The secret is to cook the chickpeas like you would cook ground meat for traditional tacos so they hold all the same flavor but with no animals. This recipe is also allergen-friendly as there are no nuts, dairy, gluten, soy or meat! Send the leftovers with your kid’s lunches because this is school approved! If you’re not feeling the lettuce boats simply swap them out for corn tortillas.
If you’re like me then macaroni and cheese was an easy staple meal growing up. Afterall, it is the first real food I learned to cook. This recipe will bring back so many childhood memories and is adult and kid approved!
Skip the dairy because you don’t need it! This macaroni and cheese recipe gets its cheesy goodness from full-fat coconut milk and a secret ingredient of pureed roasted butternut squash. Make sure to add in nutritional yeast for a savory yet cheesy flavor.
A lot of restaurants have a veggie burger on their menu but they aren’t always vegan. More so, they are usually vegetarian because they still contain some sort of animal product such as an egg to help bind the ingredients. Make sure to always ask and never assume or better yet stay home and make these delicious vegan burgers on your own stove.
These burgers hold their shape and are quite firm from mixing in a flax egg and breadcrumbs to help bind the mixture together. This recipe is so easy you just need to mash and mix the ingredients, for the patty shape, cook and then it’s ready to eat. Make these burger patties in a skillet with light oil to make them nice and crispy and enjoy your burger night in.
Wings might just be every meat lovers favorite. Make this amazing recipe and watch your meat-lovers surprised reaction at what they’re actually made of. This recipe is very easy, contains minimal ingredients and there is no vegan egg substitute necessary.
These cauliflower wings get their crispy texture from panko (Japanese style breadcrumbs that have a light fluffy and crunchy texture). This recipe is actually baked, not fried making it even healthier. The trick is to not soak the wings in the buffalo sauce to prevent sogginess. Gently toss and bake for another 5 minutes until their nice and golden. Serve with homemade fries for a full dinner meal.

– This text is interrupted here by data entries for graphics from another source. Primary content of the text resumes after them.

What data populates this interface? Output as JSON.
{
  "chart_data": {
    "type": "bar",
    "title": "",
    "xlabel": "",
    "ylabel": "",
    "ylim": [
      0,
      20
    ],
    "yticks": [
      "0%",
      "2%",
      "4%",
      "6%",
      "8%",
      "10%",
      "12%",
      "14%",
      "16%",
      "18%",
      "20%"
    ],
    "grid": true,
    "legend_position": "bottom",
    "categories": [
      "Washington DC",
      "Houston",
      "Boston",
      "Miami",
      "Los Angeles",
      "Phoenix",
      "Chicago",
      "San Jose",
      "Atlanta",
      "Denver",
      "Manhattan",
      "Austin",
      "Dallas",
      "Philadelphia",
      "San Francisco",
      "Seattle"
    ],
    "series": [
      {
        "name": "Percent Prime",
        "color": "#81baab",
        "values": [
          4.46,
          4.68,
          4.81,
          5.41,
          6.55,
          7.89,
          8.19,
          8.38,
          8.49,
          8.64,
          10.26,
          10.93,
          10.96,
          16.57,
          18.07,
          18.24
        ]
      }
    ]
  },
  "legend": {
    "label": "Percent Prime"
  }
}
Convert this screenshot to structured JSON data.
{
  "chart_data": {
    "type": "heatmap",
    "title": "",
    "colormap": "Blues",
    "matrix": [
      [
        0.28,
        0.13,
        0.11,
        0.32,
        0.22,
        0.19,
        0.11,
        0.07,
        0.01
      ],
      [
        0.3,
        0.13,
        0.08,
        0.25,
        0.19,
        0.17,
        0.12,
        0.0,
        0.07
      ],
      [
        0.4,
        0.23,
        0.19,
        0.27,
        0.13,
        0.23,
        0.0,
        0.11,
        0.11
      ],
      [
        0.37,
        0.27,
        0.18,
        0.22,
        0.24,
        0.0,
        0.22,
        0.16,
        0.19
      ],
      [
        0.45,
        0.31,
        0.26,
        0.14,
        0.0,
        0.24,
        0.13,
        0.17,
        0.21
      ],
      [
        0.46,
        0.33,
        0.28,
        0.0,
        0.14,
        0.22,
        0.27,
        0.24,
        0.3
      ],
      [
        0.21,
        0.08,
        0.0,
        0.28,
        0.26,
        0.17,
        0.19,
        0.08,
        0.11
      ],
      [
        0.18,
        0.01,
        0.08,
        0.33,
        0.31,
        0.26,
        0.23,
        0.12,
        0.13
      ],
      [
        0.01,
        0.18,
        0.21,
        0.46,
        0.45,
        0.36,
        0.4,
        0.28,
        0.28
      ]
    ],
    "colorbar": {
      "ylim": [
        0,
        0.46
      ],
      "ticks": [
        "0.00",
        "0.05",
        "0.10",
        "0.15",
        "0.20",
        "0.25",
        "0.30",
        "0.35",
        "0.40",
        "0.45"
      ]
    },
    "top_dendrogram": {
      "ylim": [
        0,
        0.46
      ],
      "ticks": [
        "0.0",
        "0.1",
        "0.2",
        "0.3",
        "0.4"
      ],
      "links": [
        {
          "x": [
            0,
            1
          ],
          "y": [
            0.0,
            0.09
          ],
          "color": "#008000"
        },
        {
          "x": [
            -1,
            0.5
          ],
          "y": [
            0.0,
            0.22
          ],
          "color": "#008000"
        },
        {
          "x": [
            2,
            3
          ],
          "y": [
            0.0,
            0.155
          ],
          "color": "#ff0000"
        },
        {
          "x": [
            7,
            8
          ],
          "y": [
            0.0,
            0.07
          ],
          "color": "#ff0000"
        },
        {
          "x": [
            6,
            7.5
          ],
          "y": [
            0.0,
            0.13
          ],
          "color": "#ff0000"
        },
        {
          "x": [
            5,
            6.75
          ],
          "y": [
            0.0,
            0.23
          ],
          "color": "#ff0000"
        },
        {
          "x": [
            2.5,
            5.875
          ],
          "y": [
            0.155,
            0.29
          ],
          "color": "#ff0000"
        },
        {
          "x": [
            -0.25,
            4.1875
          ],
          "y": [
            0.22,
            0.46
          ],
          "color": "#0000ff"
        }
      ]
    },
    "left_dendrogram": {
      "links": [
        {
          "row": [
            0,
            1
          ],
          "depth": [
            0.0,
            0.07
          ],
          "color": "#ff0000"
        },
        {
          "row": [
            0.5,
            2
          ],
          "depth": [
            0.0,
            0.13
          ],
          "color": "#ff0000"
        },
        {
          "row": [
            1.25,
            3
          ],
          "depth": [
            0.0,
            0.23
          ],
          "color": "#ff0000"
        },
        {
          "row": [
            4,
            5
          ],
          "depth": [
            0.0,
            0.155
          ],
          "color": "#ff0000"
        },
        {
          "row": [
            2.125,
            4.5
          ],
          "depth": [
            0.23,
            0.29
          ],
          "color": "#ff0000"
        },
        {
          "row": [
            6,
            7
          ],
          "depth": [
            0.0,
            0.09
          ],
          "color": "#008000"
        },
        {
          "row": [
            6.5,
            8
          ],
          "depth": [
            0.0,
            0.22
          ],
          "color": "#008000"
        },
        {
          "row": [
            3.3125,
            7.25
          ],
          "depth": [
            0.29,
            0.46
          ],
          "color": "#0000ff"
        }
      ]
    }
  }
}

Prior to my plant-based journey, one of my favorite pasta dishes was Fetucini chicken alfredo, a vegans nightmare. This dish really resembles that but might just actually be better.
This recipe is a one pot wonder that only takes 35 minutes to make. Making it a great meal to feed the family on a busy night. This recipe is nut free, vegan and extremely creamy. The sauce is made up of non-dairy milk, vegetable broth, and savory garlic. The trick is to cook the pasta in the sauce mixture to optimize flavor. You could even serve this with vegan garlic toast for an ultimate comforting meal.
Vegans don’t need to miss out on savory dishes like butter chicken because we can make it with chickpeas instead. This recipe achieves all the same flavors you love about a classic like butter chicken but without the meat or any animal by-product.
This butter chickpea recipe achieves a thick creamy texture without any heavy cream or butter at all for that matter. This flavorful dish contains lot’s of seasonings without being too spicy so it’s perfect to serve to your children too. Serve over brown rice or basmati rice for a perfect healthy Indian dish.